World War I Lectures Offered at Mississippi College
August 22, 2014
Leading to more than 37 million military and civilian casualties, World War I took an enormous toll on the globe’s population.
The Great War left more than 16 million dead and 20 million others wounded in Russia, Great Britain, Italy, the United States, France and other lands.
This fall at Mississippi College, scholars from around the region will offer a series of lectures providing an in-depth look at the origins, battles, legacy and music of this deadly conflict.
With historians marking the 100th anniversary of the beginnings of World War I in 1914, the five programs on the Clinton campus are well-timed. The public is invited.

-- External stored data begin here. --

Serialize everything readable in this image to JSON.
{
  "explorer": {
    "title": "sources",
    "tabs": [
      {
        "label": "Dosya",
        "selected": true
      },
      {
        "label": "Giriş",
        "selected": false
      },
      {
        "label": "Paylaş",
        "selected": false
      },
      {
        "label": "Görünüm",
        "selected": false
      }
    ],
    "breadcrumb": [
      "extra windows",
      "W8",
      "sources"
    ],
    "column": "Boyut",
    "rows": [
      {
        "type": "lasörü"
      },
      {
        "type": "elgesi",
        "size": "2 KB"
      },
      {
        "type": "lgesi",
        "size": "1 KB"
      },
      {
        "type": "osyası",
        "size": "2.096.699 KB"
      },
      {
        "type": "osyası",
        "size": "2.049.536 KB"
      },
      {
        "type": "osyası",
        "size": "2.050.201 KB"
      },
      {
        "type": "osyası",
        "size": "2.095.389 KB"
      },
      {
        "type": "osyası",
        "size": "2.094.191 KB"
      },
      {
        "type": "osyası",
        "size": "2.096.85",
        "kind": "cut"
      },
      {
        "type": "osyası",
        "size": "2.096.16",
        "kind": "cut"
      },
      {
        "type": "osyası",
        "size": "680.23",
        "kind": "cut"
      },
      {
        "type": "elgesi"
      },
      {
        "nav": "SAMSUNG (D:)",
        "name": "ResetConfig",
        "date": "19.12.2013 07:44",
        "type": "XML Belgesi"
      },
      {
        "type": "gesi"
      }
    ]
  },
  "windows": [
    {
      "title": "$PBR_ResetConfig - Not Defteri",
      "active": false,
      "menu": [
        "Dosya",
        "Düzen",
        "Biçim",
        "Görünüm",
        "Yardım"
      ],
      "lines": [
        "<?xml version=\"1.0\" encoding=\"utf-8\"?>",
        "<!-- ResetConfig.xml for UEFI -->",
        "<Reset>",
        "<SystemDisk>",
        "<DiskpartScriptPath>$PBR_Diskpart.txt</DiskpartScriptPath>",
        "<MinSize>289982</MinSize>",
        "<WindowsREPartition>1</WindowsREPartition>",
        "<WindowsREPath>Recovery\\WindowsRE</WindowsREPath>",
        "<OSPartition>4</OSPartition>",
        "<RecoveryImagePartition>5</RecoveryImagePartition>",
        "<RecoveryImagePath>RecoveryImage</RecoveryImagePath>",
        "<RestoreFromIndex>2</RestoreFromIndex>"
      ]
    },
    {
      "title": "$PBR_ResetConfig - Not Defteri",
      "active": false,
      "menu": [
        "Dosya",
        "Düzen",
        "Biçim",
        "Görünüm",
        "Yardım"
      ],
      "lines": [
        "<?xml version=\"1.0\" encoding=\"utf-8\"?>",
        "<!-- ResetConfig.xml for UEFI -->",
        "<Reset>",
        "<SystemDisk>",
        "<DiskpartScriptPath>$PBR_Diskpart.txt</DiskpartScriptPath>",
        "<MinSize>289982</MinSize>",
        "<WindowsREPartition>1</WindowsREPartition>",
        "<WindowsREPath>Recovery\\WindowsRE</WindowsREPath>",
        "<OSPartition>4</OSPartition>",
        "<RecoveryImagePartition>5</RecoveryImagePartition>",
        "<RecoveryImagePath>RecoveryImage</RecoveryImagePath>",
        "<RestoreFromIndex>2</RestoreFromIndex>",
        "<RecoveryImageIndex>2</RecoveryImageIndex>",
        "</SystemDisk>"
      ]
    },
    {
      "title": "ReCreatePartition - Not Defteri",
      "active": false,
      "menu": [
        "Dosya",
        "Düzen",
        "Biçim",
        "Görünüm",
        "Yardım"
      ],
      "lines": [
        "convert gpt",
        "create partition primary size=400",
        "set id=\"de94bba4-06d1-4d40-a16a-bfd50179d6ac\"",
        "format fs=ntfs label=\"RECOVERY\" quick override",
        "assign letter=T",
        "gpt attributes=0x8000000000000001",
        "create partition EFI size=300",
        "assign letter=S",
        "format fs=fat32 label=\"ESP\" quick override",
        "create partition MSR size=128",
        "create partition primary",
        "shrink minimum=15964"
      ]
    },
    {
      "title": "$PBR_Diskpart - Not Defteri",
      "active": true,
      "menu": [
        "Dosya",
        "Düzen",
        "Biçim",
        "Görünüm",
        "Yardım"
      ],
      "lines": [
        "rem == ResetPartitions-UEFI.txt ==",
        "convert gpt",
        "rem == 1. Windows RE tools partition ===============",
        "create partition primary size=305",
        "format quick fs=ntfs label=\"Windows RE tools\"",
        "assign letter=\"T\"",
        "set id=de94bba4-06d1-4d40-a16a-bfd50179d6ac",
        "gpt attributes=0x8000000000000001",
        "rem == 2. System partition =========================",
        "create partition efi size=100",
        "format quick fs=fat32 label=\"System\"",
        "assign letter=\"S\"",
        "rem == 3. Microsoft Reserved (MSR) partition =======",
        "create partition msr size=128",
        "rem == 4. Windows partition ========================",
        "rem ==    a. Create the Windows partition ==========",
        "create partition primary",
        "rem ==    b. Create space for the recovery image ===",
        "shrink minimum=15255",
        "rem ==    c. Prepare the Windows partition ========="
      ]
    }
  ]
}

All of the events are free.
The series takes a broader “focus on a war that most Americans don’t know that much about, but one that shaped the 20th Century,” says MC history professor Steven Patterson. “World War II was a direct continuation of World War I and marks the dawn of the American Century and the rise of U.S. power abroad.” At the same time, the conflict led to the decline of European power.
The Mississippi College School of Humanities and Social Sciences and MC Honors Program are partnering to sponsor “The Great War Remembered” series. Professors with the university’s History and English Departments are offering assistance to make it happen.
Andy Wiest is the keynote speaker at Mississippi College on September 2. An author and former University of Southern Mississippi professor, Wiest is a Hattiesburg resident.
Wiest is a former lecturer at the Royal Military Academy in the United Kingdom who taught at the United States Air Force Air War College. He’s led study abroad programs on World War II to London and Normandy, France each summer since 1992.
Wiest’s talk will begin at 7 p.m. that Tuesday in Aven Hall’s Jean Pittman Williams Recital Hall. He will discuss the origins of World War I.
On September 30, Millsaps College professor William Storey will discuss the role of technology in Great War battlefields. The Harvard graduate’s most recent book is “The First World War: A Concise Global History.” The program begins at 7 p.m. that Tuesday at the Williams Recital Hall.
Three other events, all set for Williams Recital Hall at 7 p.m. on Tuesday evenings, are booked.
A specialist in modern British history and Southern Mississippi professor Allison Abra will discuss the role of women and the war’s impact on American soil. The program is scheduled for October 14.
Tait Keller, who earned his doctorate in history at Georgetown University, will lecture on the environmental legacy of World War I, with his primary focus on the Eastern Alps. The lecture is scheduled for October 28th. Keller teaches at Rhodes College in Memphis.
The series on the Clinton campus wraps up with a November 11 concert focusing on the music and poetry of World War I.